Please note that, although unlikely for most users, if at any point there is an app or any sort of interface running with root privileges in which you intend to scroll, Scroll Reverser will not and can not work in that root app unless it's added to the accessibility list. This includes administrative dialogs.

Also for the individual hung up on the phrase "control my computer," intercepting a scroll event, and sending the opposite scroll event falls under that category. That's just how it is. You either deal with it or stop using an app which reverses your scrolling, since that is controlling your computer.

Also, being added to the accessibility list does not grant the app full "control" over your computer in the widest sense of the word. It allows the app to intercept and send input no matter which app it's interacting with, and it allows the app to read text from any open windows (though, Scroll Reverser does not do the latter) - it allows a few other things, too, but I'm just pointing out that it doesn't allow full control over everything.

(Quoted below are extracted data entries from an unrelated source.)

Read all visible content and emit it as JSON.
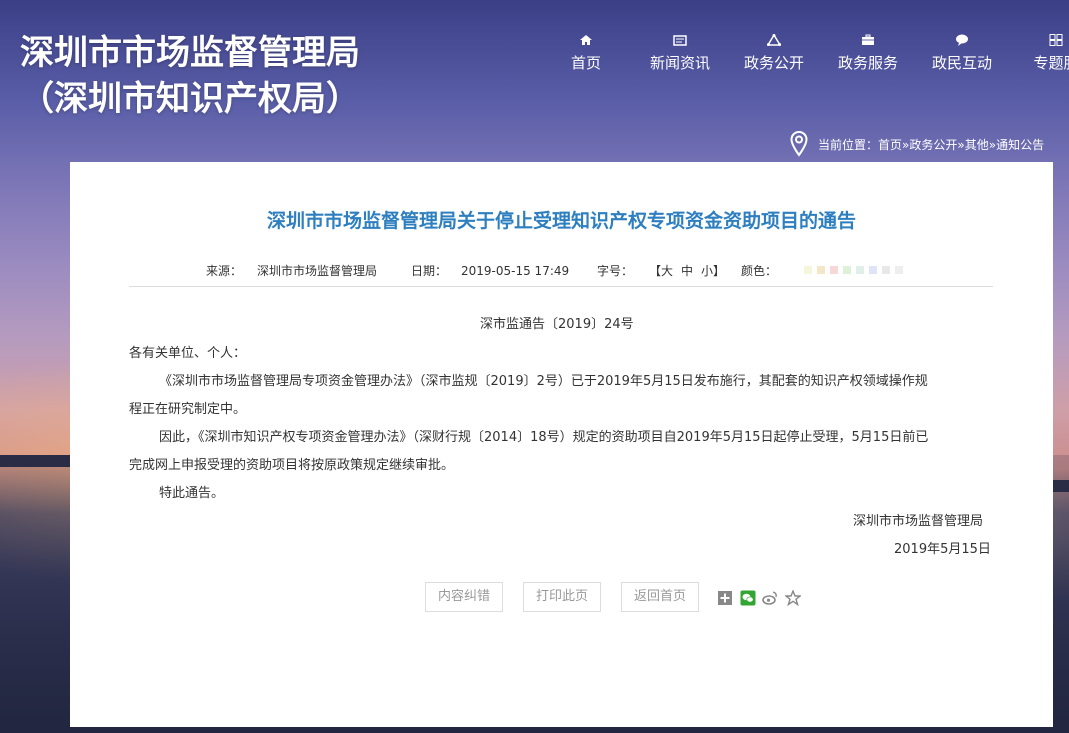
{
  "header": {
    "logo_line1": "深圳市市场监督管理局",
    "logo_line2": "（深圳市知识产权局）"
  },
  "nav": {
    "items": [
      {
        "label": "首页",
        "icon": "home-icon"
      },
      {
        "label": "新闻资讯",
        "icon": "news-icon"
      },
      {
        "label": "政务公开",
        "icon": "triangle-network-icon"
      },
      {
        "label": "政务服务",
        "icon": "briefcase-icon"
      },
      {
        "label": "政民互动",
        "icon": "chat-icon"
      },
      {
        "label": "专题服",
        "icon": "grid-icon"
      }
    ]
  },
  "breadcrumb": {
    "prefix": "当前位置：",
    "items": [
      "首页",
      "政务公开",
      "其他",
      "通知公告"
    ],
    "sep": "»"
  },
  "article": {
    "title": "深圳市市场监督管理局关于停止受理知识产权专项资金资助项目的通告",
    "meta": {
      "source_label": "来源：",
      "source": "深圳市市场监督管理局",
      "date_label": "日期：",
      "date": "2019-05-15 17:49",
      "size_label": "字号：",
      "size_open": "【",
      "size_large": "大",
      "size_medium": "中",
      "size_small": "小",
      "size_close": "】",
      "color_label": "颜色：",
      "colors": [
        "#f5f5dc",
        "#f5e6c8",
        "#f8d7d7",
        "#dff0d8",
        "#e0f0e8",
        "#e0e4f8",
        "#e8e8e8",
        "#eeeeee"
      ]
    },
    "doc_number": "深市监通告〔2019〕24号",
    "salutation": "各有关单位、个人：",
    "para1_line1": "《深圳市市场监督管理局专项资金管理办法》（深市监规〔2019〕2号）已于2019年5月15日发布施行，其配套的知识产权领域操作规",
    "para1_line2": "程正在研究制定中。",
    "para2_line1": "因此，《深圳市知识产权专项资金管理办法》（深财行规〔2014〕18号）规定的资助项目自2019年5月15日起停止受理，5月15日前已",
    "para2_line2": "完成网上申报受理的资助项目将按原政策规定继续审批。",
    "closing": "特此通告。",
    "signature": "深圳市市场监督管理局",
    "sign_date": "2019年5月15日"
  },
  "actions": {
    "correct": "内容纠错",
    "print": "打印此页",
    "back_home": "返回首页"
  },
  "share": [
    "plus-share-icon",
    "wechat-icon",
    "weibo-icon",
    "favorite-star-icon"
  ]
}
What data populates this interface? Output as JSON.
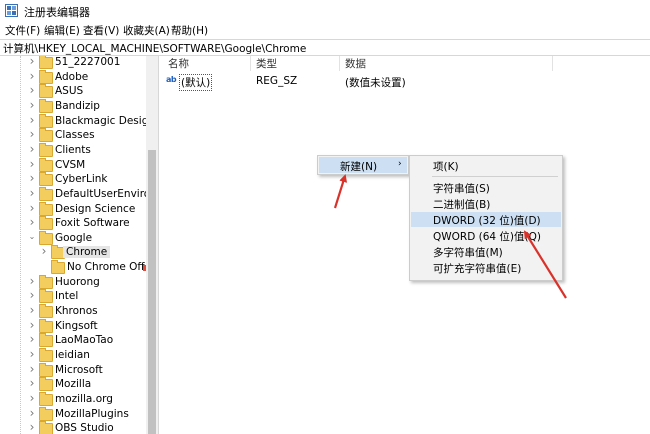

I have absolutely no idea why (and haven't really investigated very much) but it also fixes #39

And #42 -- it looks to be that OSX really doesn't like active taps on anything that involves gestures

Thanks @levic for your hard work on this, and others for you contributions & reports. I will review & work on getting this out in an update.

Have just released Scroll Reverser 1.7.5 with the passive tap change, and therefore closing this issue.

commented

It should probably be noted somewhere that Scroll Reverser must be added to the accessibility list for its features to work in software running as root/admin, apps running with elevated privileges, or most system dialogues.